O que distingue a enfermagem das demais profissões é uma finalidade própria de intervenção – autónoma e interdependente – que visa a promoção da saúde de cada pessoa e que procura proteger e promover a dignidade humana.
Os enfermeiros cuidam das pessoas ao longo do ciclo vital, na saúde e na doença, na vida e na morte. Nessa condição, os enfermeiros consideram necessário intervir quando a qualidade dos cuidados de saúde são afectados.
O Acordo Colectivo de Trabalho para os Hospitais S.A. (ACT) é danoso e desvalorizador para os profissionais de enfermagem e fere gravemente a qualidade dos cuidados de saúde. Com efeito, o ACT prevê a criação de uma nova profissão – técnicos auxiliares de cuidados – com intervenções e competências que pertencem, única e exclusivamente, à enfermagem.
Como se não bastasse, a evolução e progressão na carreira proposta ficam condicionadas a critérios estabelecidos pelos Conselhos de Administração desses hospitais, relegando completamente as atribuições da Ordem dos Enfermeiros, como a definição de perfis de competência e a certificação de competências.
A questão não se resume à redução das condições de trabalho, à desvalorização social da enfermagem ou aos direitos dos enfermeiros enquanto trabalhadores. A questão incide na qualidade e na segurança dos cuidados de saúde prestados aos utentes.
A nova luta dos enfermeiros
Antes era uma luta mesquinha contra entre aspas os médicos.A eterna rivalidade e insegurança contra os médicos agora voltou-se contra os auxiliares.
Afinal o que quer esta classe de trabalhadores? Deviam definir-se.
A classe de ajudantes de enfermagem foi criada porque havia necessidade de apoio aos enfermeiros e foi destituída pelos mesmos acharem que já não havia necessidade
Agora pretende-se criar uma classe nova baseada nas antigas características dos ajudantes de enfermagem e eles temem.

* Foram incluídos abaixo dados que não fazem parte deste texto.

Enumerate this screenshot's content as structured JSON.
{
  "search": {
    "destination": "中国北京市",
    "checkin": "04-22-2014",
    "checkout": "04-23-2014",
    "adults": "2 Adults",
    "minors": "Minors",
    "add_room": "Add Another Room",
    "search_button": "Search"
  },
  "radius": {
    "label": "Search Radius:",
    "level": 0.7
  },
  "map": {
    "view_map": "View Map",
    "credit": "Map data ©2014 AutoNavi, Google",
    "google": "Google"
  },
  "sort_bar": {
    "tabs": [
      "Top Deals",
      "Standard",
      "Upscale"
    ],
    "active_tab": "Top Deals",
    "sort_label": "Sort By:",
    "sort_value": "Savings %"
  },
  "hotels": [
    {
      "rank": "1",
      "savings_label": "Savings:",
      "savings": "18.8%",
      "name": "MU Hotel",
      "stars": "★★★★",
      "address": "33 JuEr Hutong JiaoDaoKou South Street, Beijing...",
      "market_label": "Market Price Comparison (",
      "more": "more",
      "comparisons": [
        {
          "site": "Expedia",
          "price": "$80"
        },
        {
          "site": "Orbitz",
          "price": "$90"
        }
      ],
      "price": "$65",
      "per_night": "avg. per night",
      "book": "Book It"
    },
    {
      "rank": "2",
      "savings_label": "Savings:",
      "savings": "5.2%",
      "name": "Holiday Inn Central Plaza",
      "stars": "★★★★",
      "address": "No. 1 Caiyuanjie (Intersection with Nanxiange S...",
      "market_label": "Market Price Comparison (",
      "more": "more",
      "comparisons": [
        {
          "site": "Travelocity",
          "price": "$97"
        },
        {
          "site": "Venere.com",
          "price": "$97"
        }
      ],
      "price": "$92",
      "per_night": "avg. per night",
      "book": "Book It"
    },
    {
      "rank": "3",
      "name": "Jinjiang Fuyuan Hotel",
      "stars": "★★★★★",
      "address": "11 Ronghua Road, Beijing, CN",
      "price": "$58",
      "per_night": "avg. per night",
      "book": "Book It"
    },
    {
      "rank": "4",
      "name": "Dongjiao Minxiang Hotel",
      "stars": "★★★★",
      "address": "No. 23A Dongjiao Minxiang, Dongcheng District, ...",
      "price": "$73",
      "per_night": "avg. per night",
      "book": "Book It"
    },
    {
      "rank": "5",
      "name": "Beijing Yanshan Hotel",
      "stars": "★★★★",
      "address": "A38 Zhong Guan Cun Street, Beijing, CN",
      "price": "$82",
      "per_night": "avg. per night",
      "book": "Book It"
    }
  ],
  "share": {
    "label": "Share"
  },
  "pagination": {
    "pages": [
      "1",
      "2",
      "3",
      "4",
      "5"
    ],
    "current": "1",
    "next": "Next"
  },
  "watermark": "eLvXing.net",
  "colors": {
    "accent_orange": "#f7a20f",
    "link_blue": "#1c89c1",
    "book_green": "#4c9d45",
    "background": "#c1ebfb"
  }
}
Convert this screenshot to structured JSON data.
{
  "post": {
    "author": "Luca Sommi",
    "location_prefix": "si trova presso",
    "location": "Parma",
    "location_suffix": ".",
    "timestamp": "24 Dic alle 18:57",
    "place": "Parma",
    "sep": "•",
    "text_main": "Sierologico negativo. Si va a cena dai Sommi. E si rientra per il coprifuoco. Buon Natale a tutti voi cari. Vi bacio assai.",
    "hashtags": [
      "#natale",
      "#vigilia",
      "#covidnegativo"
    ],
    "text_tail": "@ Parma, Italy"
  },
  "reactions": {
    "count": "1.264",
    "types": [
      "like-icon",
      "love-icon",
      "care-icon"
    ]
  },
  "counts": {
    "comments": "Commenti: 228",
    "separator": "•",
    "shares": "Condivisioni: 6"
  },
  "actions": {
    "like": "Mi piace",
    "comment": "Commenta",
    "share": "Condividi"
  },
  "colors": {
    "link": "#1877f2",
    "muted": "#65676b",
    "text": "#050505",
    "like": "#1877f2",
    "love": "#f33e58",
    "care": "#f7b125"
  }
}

Mas porquê?Têm medo de haver menos vagas de enfermeiros e mais de auxiliares?Mas nós devemos todos pensar no bem do doente e do pais no geral.Com esta classe o pais poderá poupar mais dinheiro sem perder a qualidade de serviço ao doente.Em Espanha assim acontece e parece-me bastante válido o sistema.
Mas volto a perguntar.Que temem os enfermeiros.Na Amadora-Sintra vi muitas vezes auxiliares porem soros, regulá-los, verem temperaturas e nunca ouvi nenhum enfermeiro contestar. Será que é bom ter auxiliares que lhe façam o trabalhinho deles enquanto fumam descansadinhos nos seus gabinetes e enquanto recebem o deles?
Afixado por: pescador100rede em dezembro 6, 2004 06:40 PMGostei de ler - relevo a última afirmação: "a questão incide na qualidade e segurança dos cuidados de saúde prestados aos utentes", em (con)sequência dos direitos que os próprios cidadãos têm... Muitos de nós pensam assim, como a Chris escreveu, e estamos preocupados, porque o que se propõe hoje, afecta o futuro...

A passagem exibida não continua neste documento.